There’s been a lot of noise about 3D printing and how this could become mainstream and ‘hit the High Street‘ but there’s clearly a lot of uncertainty as to how and when this may happen.
The opportunities for 3D printing are vast and often nicely positioned as ‘the end of Made in China‘. I was amazed to see how far the technology has come and that objects as diverse and important as ‘human’ body organs through to a whole house. As someone who recently reviewed their personal investments 3D printing businesses have been articulated as ‘the next Microsoft or Apple’ potential – albeit with considerable risk until the marketers get it right.

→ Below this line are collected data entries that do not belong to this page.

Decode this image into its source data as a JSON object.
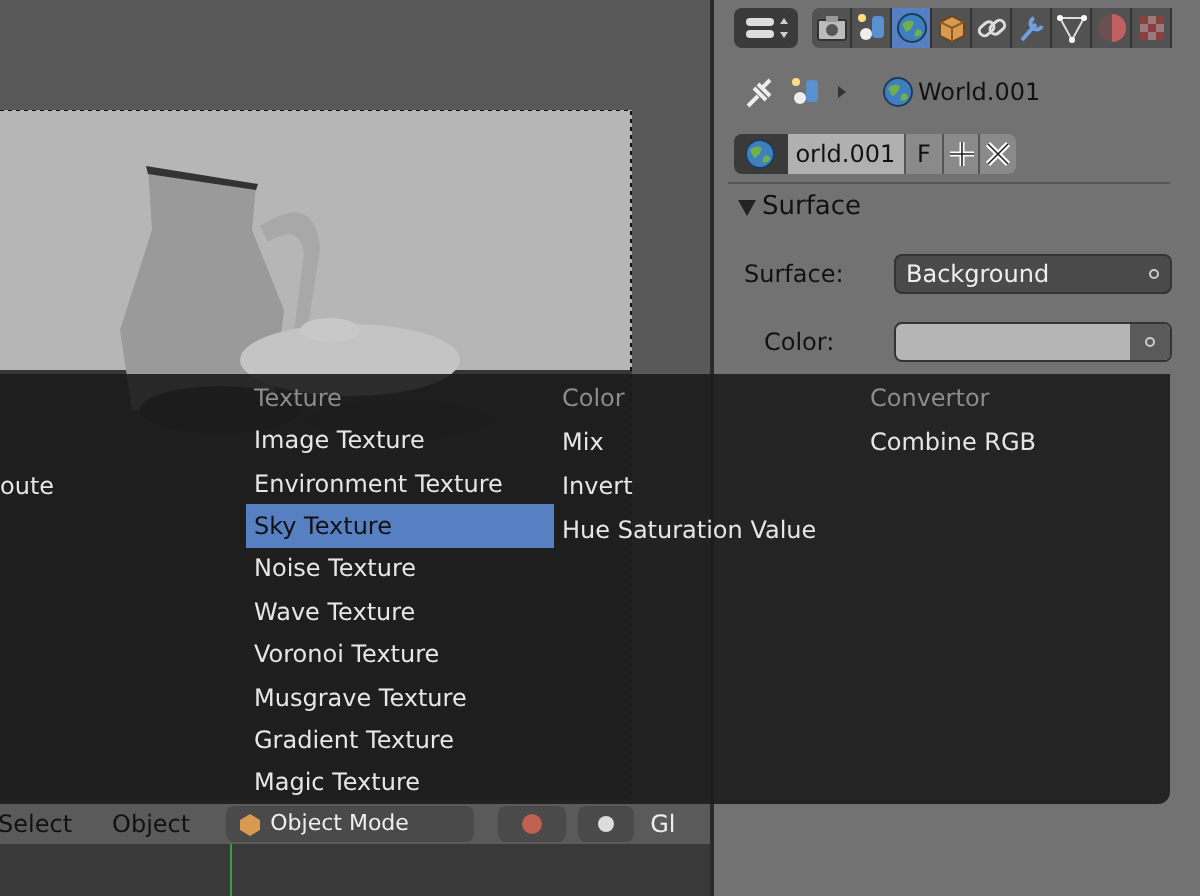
{
  "properties_tabs": [
    {
      "kind": "render",
      "selected": false
    },
    {
      "kind": "scene",
      "selected": false
    },
    {
      "kind": "world",
      "selected": true
    },
    {
      "kind": "object",
      "selected": false
    },
    {
      "kind": "constraints",
      "selected": false
    },
    {
      "kind": "modifiers",
      "selected": false
    },
    {
      "kind": "data",
      "selected": false
    },
    {
      "kind": "material",
      "selected": false
    },
    {
      "kind": "texture",
      "selected": false
    }
  ],
  "breadcrumb": {
    "world": "World.001"
  },
  "world_block": {
    "name": "orld.001",
    "fake_user": "F"
  },
  "surface_panel": {
    "title": "Surface",
    "expanded": true,
    "fields": [
      {
        "kind": "dropdown",
        "label": "Surface:",
        "value": "Background"
      },
      {
        "kind": "color",
        "label": "Color:"
      }
    ]
  },
  "add_menu": {
    "columns": [
      {
        "items": [
          {
            "label": "oute",
            "selected": false
          }
        ]
      },
      {
        "heading": "Texture",
        "items": [
          {
            "label": "Image Texture",
            "selected": false
          },
          {
            "label": "Environment Texture",
            "selected": false
          },
          {
            "label": "Sky Texture",
            "selected": true
          },
          {
            "label": "Noise Texture",
            "selected": false
          },
          {
            "label": "Wave Texture",
            "selected": false
          },
          {
            "label": "Voronoi Texture",
            "selected": false
          },
          {
            "label": "Musgrave Texture",
            "selected": false
          },
          {
            "label": "Gradient Texture",
            "selected": false
          },
          {
            "label": "Magic Texture",
            "selected": false
          }
        ]
      },
      {
        "heading": "Color",
        "items": [
          {
            "label": "Mix",
            "selected": false
          },
          {
            "label": "Invert",
            "selected": false
          },
          {
            "label": "Hue Saturation Value",
            "selected": false
          }
        ]
      },
      {
        "heading": "Convertor",
        "items": [
          {
            "label": "Combine RGB",
            "selected": false
          }
        ]
      }
    ]
  },
  "viewport_header": {
    "menus": [
      "Select",
      "Object"
    ],
    "mode": "Object Mode",
    "cut_label": "Gl"
  }
}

The challenge for marketers as always will be to find the right proposition for the right target customer and then execute it brilliantly and quicker than the competition.
When it comes to ‘3D printers on the High Street’ I’m not sure that the best opportunity right now is in the supply of 3D printers for consumer use at home.
With one of the leading 3D printer suppliers iMakr offering best selling printers from £850 this is a big investment with the costs of printing materials on top. That’s a lot of money to reproduce the proverbial ‘missing spanner’. Like any new technology many potential customers will also be holding back for the 2nd & 3rd generation products.
So what opportunity could there be in the shorter term?
Well, it could lie in a disruptive form of product customisation and distribution on the High Street removing the need for expensive product shipping & logistics – even potentially taking on current e-commerce models such as Amazon.
My flash of inspiration bizarrely came when ordering a favourite milkshake from Shakeaway and got me thinking ‘if I can go to the High Street and customise my own drink’ why couldn’t similar places produce pretty much anything I like and have it customised and produced right in front of me with 3D printers?
I wouldn’t want or need a 3D printer at home and the economies of scale and physical size would allow a High Street presence to have much better printing capabilities.
Obviously logistics still plays a part. Would I want to go into a town and travel back or is the 3D printing capability actually at a Royal Mail depot?
Anyway, I’m pretty sure I won’t be buying a 3D printed ear, 3D printed house or even a 3D printer anytime soon but there are exciting opportunities here to create a disruptive new business model to offer consumers a compelling customised product offering.
But will it be next to Shakeaway on the High Street?